You can see the memory required at 4820.60 MB (+ 256.00 MB per state). The process monitor (on Ubuntu) shows less than 400 Mb.
This is the command:
./main -eps 1e-5 -m /media/z/models/TheBloke_Llama-2-7b-chat-GGML/llama-2-7b-chat.ggmlv3.q5_1.bin -t 13 -p \
"[INST] <<SYS>>You are a helpful and concise assistant<</SYS>>Write a c++ function that calculates RMSE between two double lists using CUDA. Don't explain, just write out the code.[/INST]"
Yeah that's using over 5 gigabytes, not 400 megabytes. Your process monitor is inaccurate; the memory used doesn't "count" because it's disk backed and the kernel is free to discard memory pages if it really needs the memory because it can always load it back from disk. But every time it does that you need to wait for the slow disk to read it back in again.
It is strange that it does that given that there's plenty of free memory available in the system (it has 256Gb of RAM and wasn't running anything else).
Not really, it's just a question of accounting. mmap is functionally the same as disk cache. As long as you've got the RAM, it'll run from RAM. If you really want, you can force llama.cpp not to use mmap and explicitly load everything into RAM, but there's not really any performance reason to do that - if the kernel keeps dropping your pages, you're under memory pressure anyway and "locking" that memory will probably end up either thrashing or invoking the OOM killer.
./main -m /media/z/models/TheBloke_Llama-2-70B-Chat-GGML/llama-2-70b-chat.ggmlv3.q4_0.bin -gqa 8 -t 13 -p "The prompt..."
And this is the report at the end of the answer:
llama_print_timings: load time = 999.84 ms
llama_print_timings: sample time = 302.21 ms / 703 runs ( 0.43 ms per token, 2326.20 tokens per second)
llama_print_timings: prompt eval time = 69377.40 ms / 300 tokens ( 231.26 ms per token, 4.32 tokens per second)
llama_print_timings: eval time = 236017.69 ms / 701 runs ( 336.69 ms per token, 2.97 tokens per second)
llama_print_timings: total time = 305815.51 ms
The computer is a Ryzen threadripper pro 5975wx 32-cores × 64 with 256Gb of RAM. It also has a GPU but I checked with nvtop that nothing is being loaded to it.
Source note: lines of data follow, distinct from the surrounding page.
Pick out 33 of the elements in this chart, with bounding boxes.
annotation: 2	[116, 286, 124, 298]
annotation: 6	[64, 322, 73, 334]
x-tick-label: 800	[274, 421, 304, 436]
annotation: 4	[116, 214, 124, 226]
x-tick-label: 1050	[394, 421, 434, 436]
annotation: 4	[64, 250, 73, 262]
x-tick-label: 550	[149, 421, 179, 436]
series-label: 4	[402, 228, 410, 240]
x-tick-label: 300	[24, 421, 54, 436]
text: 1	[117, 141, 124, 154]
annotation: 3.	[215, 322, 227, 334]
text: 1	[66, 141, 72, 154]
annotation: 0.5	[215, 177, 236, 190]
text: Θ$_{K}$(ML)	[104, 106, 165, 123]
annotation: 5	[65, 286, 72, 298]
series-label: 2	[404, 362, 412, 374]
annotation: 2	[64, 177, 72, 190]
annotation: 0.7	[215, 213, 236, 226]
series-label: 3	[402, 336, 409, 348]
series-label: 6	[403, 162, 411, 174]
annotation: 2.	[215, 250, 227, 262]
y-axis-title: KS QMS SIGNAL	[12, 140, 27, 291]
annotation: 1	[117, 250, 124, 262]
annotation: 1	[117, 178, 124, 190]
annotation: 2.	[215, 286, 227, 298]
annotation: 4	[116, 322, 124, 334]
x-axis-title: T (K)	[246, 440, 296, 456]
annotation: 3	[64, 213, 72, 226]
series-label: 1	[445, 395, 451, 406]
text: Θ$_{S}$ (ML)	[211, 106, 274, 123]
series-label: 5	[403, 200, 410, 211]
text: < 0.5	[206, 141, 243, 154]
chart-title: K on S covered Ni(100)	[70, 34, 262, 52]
For more standardized speed benchmarking, I'd recommend benchmarking with something like `-c 128 -n 1920 --ignore-eos` (and skipping the `-p` entirely). The number that you care most about would be the "eval time" tokens/second - it tends to get slower as context increases, which is why it's sort of important to standardize. I think 2-3 t/s is about what's expected (Threadripper Pro 5000 w/ 8 channels of DDR-3200 should have an expected theoretical top memory bandwidth of 204.8 GB/s - memory bandwidth is the main limiting factor for most systems for LLM inferencing).
You can probably run it locally with llama.cpp using CPU only, but it will be slow. I have a couple year old laptop with a RTX 3060 and it runs pretty well split across the CPU and GPU.
I mean, hosting your own outside of OpenAI is mainly to avoid OpenAI accessing the data and using it for X, Y, and Z. I wouldn't roll my own if there weren't concerns about safety due to the cost and quality of the results.
They suck at it basically. My understanding is it's really the software, Nivida supports AI first-class with the drivers (or whatever.) AMD has next to nothing nothing.
I've only used the 13b model and I'd say it was as good as GPT-3 (not GPT-4). It's amazing, and I only have a laptop to run it locally on so 13b is as good as I can do.
The enthusiasm around it reminds me of JavaScript framework wars of 10 years ago - tons of people innovating and debating approaches, lots of projects popping up, so much energy!